One house had caught his eye in Essex County, so he started knocking on doors. He’s never encountered a negative situation when talking to people like this, not in nine whole years, he said.
“I think that’s a testament to the friendliness of all of our fellow Virginians,” he said.
One helpful woman explained to him that the woman who lived in that abandoned house was known to make “the world’s best coconut pie.” He found out more about that pie just four months ago, when he presented the photo at a retirement center.
When the photo of this mystery house came on the screen, an elderly man in the audience had to be consoled. That man was “Uncle Charles,” as his nephew called him at the presentation, and that house was his boyhood home.
Plashal was blown away, and he had just one question to ask. He asked the 95-year-old man whether or not anyone there made really good coconut pie.
Absolutely, the old man said, “because I was the one cracking the coconuts.

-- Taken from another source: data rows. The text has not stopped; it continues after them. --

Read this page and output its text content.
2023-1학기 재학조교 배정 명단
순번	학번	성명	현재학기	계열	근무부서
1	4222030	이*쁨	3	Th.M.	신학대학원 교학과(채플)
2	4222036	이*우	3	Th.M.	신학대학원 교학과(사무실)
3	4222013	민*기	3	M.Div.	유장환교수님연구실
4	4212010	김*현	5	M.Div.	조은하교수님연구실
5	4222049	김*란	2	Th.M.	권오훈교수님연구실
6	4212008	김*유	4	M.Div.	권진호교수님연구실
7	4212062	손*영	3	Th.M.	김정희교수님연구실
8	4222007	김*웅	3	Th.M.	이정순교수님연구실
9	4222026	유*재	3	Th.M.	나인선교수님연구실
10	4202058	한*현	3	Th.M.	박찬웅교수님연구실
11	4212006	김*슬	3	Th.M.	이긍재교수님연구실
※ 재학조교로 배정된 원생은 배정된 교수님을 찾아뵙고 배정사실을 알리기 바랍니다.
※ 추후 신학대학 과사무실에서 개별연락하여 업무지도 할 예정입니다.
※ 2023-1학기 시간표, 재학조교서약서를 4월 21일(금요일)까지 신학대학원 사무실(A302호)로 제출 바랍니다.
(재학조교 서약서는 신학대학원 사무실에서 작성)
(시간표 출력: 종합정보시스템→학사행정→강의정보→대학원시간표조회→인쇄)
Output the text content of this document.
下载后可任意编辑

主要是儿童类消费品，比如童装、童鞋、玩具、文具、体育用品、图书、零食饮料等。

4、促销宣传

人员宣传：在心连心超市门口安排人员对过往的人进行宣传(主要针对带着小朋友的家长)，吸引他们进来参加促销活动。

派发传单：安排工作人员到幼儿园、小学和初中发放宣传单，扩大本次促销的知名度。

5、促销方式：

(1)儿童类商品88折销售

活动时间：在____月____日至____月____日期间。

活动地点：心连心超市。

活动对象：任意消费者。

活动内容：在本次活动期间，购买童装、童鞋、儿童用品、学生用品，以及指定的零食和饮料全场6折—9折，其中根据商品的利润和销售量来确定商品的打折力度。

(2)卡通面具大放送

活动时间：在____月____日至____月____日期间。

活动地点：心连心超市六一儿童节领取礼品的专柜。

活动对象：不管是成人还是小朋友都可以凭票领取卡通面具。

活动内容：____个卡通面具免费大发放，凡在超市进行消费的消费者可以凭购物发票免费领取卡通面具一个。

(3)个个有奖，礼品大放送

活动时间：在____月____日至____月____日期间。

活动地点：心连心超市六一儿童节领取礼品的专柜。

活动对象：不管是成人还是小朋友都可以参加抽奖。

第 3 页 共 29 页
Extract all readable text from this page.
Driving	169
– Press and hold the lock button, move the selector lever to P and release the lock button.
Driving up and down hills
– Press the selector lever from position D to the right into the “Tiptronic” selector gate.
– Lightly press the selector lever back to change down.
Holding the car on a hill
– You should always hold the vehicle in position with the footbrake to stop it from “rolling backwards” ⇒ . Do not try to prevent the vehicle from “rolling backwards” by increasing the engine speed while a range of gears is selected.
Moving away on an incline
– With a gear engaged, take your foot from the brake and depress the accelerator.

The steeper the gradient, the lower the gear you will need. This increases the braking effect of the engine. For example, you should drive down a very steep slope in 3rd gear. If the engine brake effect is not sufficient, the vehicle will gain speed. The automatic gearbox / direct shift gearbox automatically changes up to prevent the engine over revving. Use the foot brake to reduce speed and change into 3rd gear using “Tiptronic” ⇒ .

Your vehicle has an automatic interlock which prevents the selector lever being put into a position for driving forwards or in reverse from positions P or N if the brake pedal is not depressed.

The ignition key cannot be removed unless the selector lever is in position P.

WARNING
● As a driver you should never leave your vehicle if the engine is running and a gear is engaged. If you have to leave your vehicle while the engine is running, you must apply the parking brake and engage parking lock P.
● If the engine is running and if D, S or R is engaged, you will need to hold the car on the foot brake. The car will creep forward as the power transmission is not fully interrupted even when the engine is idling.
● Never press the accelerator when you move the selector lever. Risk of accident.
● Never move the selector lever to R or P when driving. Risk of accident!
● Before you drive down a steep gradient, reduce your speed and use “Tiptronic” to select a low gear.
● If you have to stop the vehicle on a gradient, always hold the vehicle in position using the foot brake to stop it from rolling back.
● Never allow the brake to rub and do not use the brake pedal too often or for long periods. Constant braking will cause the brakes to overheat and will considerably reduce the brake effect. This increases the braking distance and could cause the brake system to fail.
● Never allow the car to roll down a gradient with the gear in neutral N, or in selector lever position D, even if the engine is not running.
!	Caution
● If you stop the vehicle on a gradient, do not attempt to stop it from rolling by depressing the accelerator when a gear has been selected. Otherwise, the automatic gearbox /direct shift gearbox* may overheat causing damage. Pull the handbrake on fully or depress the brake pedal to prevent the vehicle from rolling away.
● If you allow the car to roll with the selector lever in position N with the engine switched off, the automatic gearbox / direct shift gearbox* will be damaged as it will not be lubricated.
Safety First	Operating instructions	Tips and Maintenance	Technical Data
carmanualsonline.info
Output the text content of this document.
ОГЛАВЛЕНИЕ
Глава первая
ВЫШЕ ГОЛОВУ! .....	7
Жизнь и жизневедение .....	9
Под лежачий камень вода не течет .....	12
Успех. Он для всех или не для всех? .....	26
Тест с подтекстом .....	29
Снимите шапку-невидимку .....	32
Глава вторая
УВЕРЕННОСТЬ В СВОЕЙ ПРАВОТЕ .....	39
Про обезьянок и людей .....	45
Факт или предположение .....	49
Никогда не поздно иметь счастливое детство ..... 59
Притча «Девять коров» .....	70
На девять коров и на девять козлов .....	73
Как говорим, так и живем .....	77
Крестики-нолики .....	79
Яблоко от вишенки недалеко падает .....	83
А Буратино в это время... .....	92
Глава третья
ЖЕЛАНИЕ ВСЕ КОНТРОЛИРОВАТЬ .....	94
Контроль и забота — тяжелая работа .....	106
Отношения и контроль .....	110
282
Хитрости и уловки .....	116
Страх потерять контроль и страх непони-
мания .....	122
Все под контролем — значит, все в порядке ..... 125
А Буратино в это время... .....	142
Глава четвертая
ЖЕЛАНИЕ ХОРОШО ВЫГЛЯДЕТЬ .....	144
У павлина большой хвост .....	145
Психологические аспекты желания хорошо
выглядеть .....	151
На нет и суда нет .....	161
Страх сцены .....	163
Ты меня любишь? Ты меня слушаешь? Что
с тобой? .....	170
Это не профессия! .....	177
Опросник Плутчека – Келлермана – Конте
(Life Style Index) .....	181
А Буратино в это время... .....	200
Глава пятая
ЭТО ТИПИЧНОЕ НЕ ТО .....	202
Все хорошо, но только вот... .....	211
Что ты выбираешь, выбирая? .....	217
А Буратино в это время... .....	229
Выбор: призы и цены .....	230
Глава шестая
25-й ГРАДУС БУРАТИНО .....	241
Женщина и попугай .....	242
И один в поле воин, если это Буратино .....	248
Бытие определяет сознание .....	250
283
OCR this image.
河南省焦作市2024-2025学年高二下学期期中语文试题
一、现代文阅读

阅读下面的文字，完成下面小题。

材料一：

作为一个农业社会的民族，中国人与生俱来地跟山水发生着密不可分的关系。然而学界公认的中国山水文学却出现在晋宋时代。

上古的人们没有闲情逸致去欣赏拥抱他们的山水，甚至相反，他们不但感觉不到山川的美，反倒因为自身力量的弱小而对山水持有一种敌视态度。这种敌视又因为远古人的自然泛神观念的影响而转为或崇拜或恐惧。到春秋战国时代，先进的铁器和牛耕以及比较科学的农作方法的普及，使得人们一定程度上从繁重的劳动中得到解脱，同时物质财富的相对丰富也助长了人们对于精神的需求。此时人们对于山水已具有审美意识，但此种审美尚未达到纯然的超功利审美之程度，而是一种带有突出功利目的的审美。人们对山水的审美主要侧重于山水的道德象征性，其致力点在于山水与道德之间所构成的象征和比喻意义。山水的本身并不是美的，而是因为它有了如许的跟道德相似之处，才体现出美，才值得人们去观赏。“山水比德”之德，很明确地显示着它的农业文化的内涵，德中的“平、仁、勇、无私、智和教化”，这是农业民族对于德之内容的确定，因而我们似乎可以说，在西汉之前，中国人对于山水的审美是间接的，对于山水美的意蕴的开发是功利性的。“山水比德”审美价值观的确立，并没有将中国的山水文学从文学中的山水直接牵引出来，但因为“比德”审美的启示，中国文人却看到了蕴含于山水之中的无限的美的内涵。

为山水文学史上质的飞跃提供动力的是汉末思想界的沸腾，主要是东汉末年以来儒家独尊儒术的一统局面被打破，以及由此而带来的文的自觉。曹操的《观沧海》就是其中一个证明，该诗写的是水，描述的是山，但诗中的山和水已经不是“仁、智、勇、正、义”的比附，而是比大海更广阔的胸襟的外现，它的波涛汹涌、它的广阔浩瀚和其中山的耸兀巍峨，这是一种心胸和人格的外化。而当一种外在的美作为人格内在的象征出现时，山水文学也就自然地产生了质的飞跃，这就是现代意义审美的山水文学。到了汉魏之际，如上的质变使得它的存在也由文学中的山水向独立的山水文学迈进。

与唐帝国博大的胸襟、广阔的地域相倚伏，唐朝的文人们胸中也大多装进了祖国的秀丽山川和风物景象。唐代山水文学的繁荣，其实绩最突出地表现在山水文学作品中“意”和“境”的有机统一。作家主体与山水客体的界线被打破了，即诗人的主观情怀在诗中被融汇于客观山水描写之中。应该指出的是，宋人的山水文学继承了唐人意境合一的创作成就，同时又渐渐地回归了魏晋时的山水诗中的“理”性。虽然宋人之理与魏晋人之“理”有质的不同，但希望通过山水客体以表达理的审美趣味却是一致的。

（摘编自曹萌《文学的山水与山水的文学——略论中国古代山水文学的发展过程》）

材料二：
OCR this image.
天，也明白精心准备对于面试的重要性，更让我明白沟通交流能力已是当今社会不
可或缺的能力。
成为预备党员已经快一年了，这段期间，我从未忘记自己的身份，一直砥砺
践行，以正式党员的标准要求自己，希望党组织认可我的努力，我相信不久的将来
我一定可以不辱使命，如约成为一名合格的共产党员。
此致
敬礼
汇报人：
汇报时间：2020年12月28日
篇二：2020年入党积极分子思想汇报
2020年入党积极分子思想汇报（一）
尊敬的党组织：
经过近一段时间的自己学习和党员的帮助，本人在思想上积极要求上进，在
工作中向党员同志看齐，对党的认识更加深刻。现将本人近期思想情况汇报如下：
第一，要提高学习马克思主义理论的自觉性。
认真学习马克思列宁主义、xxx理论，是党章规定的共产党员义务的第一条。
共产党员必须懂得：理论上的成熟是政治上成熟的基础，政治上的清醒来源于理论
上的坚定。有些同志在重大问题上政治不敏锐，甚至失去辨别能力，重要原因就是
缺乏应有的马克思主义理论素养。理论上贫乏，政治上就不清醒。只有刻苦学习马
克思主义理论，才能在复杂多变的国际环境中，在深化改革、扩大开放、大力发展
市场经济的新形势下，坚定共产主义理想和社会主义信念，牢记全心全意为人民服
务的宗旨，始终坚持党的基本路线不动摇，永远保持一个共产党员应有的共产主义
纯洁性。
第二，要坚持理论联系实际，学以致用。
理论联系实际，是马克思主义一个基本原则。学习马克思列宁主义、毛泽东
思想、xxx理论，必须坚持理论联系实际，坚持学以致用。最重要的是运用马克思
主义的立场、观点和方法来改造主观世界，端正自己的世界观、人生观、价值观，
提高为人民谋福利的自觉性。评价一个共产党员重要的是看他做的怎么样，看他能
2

That (woman) was my momma,” according to Plashal.
Then this elderly man took him to dinner, and for an hour they looked through the pictures of his boyhood home on Plashal’s phone.
“His (69-year-old nephew) said to me afterwards, ‘I’ve never seen uncle like that, in two decades,’” Plashal said. “For him to be able to see these images that I’ve taken on my phone, and then share these unbelievable stories with me from his boyhood, was just so meaningful to me.
“For a project that just started as taking pictures of creepy exteriors, that has now escalated into something so much more profound — that I’m now providing seniors a beautiful opportunity to reminisce. That is so special, and it happens all the time.”